Spankophilia is a paraphilia characterized by arousal from spanking or being spanked.

Somnophilia Somnophilia is erotic arousal dependent upon the act of intruding on a stranger mid-sleep, Adilt waking someone up adts erotic bixarre. Teratophilia Bizarrre is a sexual fetish that involves being attracted to people with physical deformities. There are many subsets of teratophilia specific to different types of human deformities. For instance, acrotomophilia involves sexual attraction to amputees and stigmatophilia refers to deriving sexual pleasure from people Adhlt bodies are marked or scarred in some way. People who gravitate towards poop play experience sexual pleasure through the act of crapping on another person or being crapped on, for instance.

Breath Play Breath play involves the restriction of oxygen to the brain to achieve a heightened orgasm. Self-induced breath play during masturbation is known as autoerotic asphyxiation. Mechanophilia Mechanophilia is characterized by sexual attraction to machines, sometimes a desire to engage in sexual relations with or in an airplane, car, bicycle, or helicopter. While some find creative ways to have sex with balloons, others simply enjoy the sight of their partner sitting on a balloon and popping it. Others are aroused by actions performed with the hand, whether overtly sexual e.

In sensation play, the physical stimuli e. These sexual fetishes are yet more specific think attraction to people with neck braces or arousal from vomit and more obscure. But they are also very real. What can we say?
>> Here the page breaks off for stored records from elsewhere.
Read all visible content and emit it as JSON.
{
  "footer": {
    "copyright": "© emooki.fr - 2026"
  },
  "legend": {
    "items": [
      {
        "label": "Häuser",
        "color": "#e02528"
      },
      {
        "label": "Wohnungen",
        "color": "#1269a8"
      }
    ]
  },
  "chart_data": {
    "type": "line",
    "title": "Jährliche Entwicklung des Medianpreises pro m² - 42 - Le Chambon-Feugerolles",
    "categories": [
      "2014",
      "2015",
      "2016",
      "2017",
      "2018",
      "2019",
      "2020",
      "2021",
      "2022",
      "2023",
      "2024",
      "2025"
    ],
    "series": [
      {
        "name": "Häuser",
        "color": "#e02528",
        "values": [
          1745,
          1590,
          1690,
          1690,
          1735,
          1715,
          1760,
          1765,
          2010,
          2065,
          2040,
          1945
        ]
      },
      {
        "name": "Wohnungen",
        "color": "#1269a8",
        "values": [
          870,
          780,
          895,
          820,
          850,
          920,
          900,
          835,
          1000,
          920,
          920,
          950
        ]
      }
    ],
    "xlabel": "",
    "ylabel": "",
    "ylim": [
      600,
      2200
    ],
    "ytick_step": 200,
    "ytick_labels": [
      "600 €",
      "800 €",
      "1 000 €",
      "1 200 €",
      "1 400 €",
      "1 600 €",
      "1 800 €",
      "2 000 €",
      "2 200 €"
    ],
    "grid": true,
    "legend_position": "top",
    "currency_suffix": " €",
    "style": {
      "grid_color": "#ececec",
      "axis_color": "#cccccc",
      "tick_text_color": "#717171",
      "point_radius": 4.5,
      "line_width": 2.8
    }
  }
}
The world is a fascinating place, especially when bjzarre comes to human sexual behavior. Pygophilia — Attraction to the human butt. Salirophilia — The love of getting dirty or getting your Adylt dirtyliterally, prior to or during sexual intercourse. Katoptronophilia bizafre Intense sexual satisfaction derived from mirrors, often satisfied by having sex, stripping, or masturbating in front mirrors. Food Fetish — While some foods are actually aphrodisiacs because they have properties that induce sexual desire, sexual food play can involve any food that a person finds sexually stimulating.

Food play is a form of sitophilia, which refers to arousal by erotic scenes centering food. Microphilia — Sexual attraction to small people or tiny things. This is not about anal penetrationthough it can lead there. Tricophilia — Arousal from hair.